There has been much chatter in the lobbying community in the last fortnight about an email sent by communications agency Luther Pendragon to every Conservative MP and parliamentary candidate on behalf of the Association Of Home Information Pack Providers.
The email, which came from a Luther Pendragon address, was very critical of Tory policy towards Home Information Packs, which the party says it will scrap if it forms the next government later this year. The email called the policy “irrational and regressive” and accused the Conservative frontbench of having ignored “many voices and reams of evidence” on the issue.
Strangely, the email was also sent to the Tory policy makers and frontbenchers it openly lambasted. It also personally thanked each recipient for their previous responses on the issue, even though many of the current and hopeful MPs receiving the message had never previously corresponded with Luther Pendragon or the AHIPP.
The Conservative leadership reacted angrily to the email. Shadow Housing Minister Grant Shapps, both a recipient of the email, and someone specifically criticised by the letter, told PR Week: “This is one of the most crass examples of public affairs I have ever seen from a lobbying company. Spamming parliamentary candidates with political abuse from a company email address hardly displays the intelligent political awareness that Luther Pendragon proclaim on their website”.

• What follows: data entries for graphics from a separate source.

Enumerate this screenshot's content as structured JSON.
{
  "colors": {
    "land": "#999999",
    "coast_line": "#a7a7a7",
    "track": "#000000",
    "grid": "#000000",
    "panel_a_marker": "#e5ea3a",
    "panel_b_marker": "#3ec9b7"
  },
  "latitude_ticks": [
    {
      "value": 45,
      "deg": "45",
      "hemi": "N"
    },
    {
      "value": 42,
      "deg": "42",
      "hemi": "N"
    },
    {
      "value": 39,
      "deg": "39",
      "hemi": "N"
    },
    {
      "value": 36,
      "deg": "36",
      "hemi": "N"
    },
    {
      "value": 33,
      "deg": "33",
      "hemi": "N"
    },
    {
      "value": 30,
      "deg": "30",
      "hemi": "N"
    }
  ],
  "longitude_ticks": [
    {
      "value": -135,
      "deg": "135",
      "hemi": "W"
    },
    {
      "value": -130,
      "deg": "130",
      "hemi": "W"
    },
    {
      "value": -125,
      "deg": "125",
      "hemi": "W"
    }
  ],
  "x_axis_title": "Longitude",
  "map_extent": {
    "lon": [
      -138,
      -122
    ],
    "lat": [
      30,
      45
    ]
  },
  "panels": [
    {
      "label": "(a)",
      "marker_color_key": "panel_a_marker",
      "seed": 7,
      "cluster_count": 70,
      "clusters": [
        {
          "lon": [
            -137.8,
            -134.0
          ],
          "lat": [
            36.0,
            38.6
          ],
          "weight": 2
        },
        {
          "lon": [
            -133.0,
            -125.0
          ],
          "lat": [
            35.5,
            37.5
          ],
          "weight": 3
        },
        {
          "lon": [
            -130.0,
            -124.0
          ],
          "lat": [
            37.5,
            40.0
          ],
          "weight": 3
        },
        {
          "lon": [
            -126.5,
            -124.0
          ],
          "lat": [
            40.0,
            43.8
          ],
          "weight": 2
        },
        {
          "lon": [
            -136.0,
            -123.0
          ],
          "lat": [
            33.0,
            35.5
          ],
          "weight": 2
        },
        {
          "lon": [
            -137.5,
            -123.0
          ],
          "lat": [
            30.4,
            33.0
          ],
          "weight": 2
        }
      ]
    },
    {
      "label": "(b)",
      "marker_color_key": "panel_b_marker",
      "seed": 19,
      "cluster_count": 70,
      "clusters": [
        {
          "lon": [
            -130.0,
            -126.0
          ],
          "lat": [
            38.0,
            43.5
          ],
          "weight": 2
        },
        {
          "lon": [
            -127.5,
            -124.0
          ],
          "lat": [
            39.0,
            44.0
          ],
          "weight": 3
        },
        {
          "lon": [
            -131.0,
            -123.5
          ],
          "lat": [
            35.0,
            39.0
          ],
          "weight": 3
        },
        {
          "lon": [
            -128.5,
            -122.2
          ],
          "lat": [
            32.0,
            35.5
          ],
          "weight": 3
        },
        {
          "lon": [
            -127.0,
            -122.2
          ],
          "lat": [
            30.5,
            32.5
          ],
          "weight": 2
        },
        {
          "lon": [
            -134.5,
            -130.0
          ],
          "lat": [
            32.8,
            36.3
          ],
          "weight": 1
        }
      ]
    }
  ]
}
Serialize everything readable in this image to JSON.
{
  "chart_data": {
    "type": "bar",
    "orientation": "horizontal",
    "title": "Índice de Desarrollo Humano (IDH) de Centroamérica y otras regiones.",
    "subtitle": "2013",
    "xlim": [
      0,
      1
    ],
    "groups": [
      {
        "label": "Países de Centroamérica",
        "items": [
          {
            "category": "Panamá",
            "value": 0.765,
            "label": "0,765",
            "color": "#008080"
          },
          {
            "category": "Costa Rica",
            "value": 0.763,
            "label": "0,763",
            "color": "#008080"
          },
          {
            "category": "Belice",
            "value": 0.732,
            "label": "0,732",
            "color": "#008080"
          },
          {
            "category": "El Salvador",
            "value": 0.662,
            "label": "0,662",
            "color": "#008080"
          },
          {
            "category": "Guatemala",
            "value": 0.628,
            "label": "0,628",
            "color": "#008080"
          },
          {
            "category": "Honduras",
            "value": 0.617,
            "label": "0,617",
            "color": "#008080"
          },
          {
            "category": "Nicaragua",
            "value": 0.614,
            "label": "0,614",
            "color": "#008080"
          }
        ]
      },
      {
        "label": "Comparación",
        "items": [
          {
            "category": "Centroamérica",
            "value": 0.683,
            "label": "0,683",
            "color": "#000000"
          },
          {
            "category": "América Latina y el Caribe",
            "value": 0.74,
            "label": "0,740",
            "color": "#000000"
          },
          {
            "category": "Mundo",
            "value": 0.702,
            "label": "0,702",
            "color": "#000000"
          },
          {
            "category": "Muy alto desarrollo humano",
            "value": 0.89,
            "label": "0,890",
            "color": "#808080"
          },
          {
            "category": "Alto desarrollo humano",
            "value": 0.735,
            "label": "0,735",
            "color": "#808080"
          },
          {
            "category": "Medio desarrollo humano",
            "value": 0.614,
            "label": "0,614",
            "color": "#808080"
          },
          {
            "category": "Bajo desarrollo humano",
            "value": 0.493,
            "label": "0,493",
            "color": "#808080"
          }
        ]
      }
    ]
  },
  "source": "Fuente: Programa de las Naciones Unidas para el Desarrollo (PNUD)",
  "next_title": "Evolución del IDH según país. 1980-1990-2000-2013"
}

He continued: “Email has great potential to engage parliamentary candidates with the public in the forthcoming general election. Yet the public affairs industry needs to realise that, like poorly targeted, unsolicited press releases, email also has the potential to annoy and undermine the very issues you are championing. Conservatives are happy to talk to the housing industry over our plans to scrap Home Information Packs, but personal, angry campaigns are not a great way to win friends and influence people”.
The story subsequently gained more momentum when the AHIPP accused Luther Pendragon of having sent out the wrong emails to many recipients, hence why the correspondence openly criticised some of the MPs who were actually receiving it, and the odd remark regarding past responses. The lobbying agency subsequently admitted there had been an administrative error in the distribution of the letter, adding that it should also have come from an AHIPP email address, rather than being so clearly linked to their agency.
AHIPP has now apologised to any offended Tories, though it seems unlikely even placated backbenchers or parliamentary candidates will now have much sway on this issue with Shapps and his frontbench colleagues. Luther Pendragon had already told AHIPP it wished to bring to an end its relationship with the association before the email error took place.